A source close to the situation hinted that the bill had left the Senate a few weeks ago and is currently before the House of Representatives.
If it succeeds as presently drafted then Nigeria will have five new commercial and governance organisations to replace existing ones, such as the Nigerian National Petroleum Corporation and the Department of Petroleum Resources.
The PIGB is an Act to establish the legal and regulatory framework, institutions and regulatory authorities for the Nigerian petroleum industry, to establish guidelines for the operation of the upstream and downstream sectors, and for purposes connected with the same.
This newspaper also learnt that the reason behind the delay in passing the Bill was to give equal attention to all segments under the Act.
“We are taking our time because once it is passed, it has to be once and for all until many years after before any review.

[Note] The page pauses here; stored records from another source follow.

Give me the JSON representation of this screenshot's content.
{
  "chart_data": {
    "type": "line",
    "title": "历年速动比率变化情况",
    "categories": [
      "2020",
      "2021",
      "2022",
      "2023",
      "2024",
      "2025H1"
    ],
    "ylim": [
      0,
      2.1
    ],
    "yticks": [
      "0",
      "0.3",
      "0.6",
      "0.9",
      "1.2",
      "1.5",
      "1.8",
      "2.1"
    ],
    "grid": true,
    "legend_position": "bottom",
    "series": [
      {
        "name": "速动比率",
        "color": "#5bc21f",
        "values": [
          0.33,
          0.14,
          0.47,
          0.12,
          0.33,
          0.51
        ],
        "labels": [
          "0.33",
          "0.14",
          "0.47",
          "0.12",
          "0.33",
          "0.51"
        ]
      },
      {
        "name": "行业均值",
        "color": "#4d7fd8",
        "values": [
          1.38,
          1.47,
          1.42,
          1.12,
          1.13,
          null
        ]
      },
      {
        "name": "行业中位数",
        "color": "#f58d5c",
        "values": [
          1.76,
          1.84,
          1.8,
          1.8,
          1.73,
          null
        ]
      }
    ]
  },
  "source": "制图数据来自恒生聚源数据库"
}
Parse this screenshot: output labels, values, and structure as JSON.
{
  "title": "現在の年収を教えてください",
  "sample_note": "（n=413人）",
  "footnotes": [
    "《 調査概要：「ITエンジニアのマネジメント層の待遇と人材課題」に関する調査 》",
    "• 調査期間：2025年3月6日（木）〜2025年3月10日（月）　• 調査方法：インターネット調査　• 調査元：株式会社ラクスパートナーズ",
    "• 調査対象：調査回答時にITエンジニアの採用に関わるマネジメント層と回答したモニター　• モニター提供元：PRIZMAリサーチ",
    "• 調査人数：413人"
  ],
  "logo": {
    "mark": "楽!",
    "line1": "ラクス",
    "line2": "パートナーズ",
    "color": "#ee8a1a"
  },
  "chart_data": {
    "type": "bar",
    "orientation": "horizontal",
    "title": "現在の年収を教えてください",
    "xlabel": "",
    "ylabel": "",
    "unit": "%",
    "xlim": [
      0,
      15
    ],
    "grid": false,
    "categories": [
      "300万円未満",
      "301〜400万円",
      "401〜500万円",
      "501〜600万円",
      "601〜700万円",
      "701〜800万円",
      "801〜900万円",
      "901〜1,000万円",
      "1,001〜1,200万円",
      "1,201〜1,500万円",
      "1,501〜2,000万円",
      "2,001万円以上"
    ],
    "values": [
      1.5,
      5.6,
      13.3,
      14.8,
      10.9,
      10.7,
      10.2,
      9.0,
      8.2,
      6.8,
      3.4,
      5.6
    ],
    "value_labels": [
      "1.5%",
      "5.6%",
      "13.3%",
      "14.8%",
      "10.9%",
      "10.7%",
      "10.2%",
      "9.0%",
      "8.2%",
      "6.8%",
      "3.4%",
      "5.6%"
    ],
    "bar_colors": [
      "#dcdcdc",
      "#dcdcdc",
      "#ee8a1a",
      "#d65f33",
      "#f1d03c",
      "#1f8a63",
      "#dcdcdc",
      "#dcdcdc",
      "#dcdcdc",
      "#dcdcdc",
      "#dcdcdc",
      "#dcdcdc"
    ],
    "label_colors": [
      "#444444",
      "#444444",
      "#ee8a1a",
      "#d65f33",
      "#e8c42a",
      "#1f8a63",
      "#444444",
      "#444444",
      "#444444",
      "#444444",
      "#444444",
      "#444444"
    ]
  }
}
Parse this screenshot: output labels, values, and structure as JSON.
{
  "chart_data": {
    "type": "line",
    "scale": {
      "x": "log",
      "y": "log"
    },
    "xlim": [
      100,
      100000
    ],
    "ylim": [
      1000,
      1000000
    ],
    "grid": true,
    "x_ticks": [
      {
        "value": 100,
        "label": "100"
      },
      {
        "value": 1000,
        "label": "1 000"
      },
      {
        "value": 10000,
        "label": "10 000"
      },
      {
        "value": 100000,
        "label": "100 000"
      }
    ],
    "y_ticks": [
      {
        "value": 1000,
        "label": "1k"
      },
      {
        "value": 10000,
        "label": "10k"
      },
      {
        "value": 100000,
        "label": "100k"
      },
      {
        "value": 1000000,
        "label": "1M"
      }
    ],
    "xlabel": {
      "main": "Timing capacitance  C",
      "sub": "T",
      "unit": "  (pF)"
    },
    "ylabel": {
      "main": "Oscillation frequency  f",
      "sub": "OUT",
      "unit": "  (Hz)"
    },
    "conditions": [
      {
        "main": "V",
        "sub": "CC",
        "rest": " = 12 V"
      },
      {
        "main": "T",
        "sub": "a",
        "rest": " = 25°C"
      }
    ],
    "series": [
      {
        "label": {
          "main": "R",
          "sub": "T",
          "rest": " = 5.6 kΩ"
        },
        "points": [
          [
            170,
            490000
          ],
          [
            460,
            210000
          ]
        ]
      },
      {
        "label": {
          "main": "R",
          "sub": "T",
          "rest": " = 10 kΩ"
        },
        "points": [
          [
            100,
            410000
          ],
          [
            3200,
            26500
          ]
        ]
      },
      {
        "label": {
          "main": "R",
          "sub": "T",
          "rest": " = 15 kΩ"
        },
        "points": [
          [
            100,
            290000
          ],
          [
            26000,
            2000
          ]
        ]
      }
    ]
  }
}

We won’t want to hurriedly pass the bill because other parts like that of the host communities have to be given equal attention to and well sorted out.”
“As it is right now, the bill left the Senate a few weeks ago. Now at the House of Reps,” our source said.
The Bill will get to the presidency by January 2018, he added.
When asked when the Bill is likely to be ready for implementation he responded with “first quarter of next year.”
While some stakeholders and experts in the petroleum industry have consistently said that solving challenges in the sector, rests upon the PIGB being passed into law, others have argued that the PIGB does not hold the magic wand to solving challenges in the sector.
According to the latter group, if several laws which have been in existence in Nigeria were not able to give a clear-cut as to how to handle challenges in the sector then, the PIGB may as well fail, given that same set of people handling enforcement of the old law, would still be in charge of the PIGB when eventually passed into law.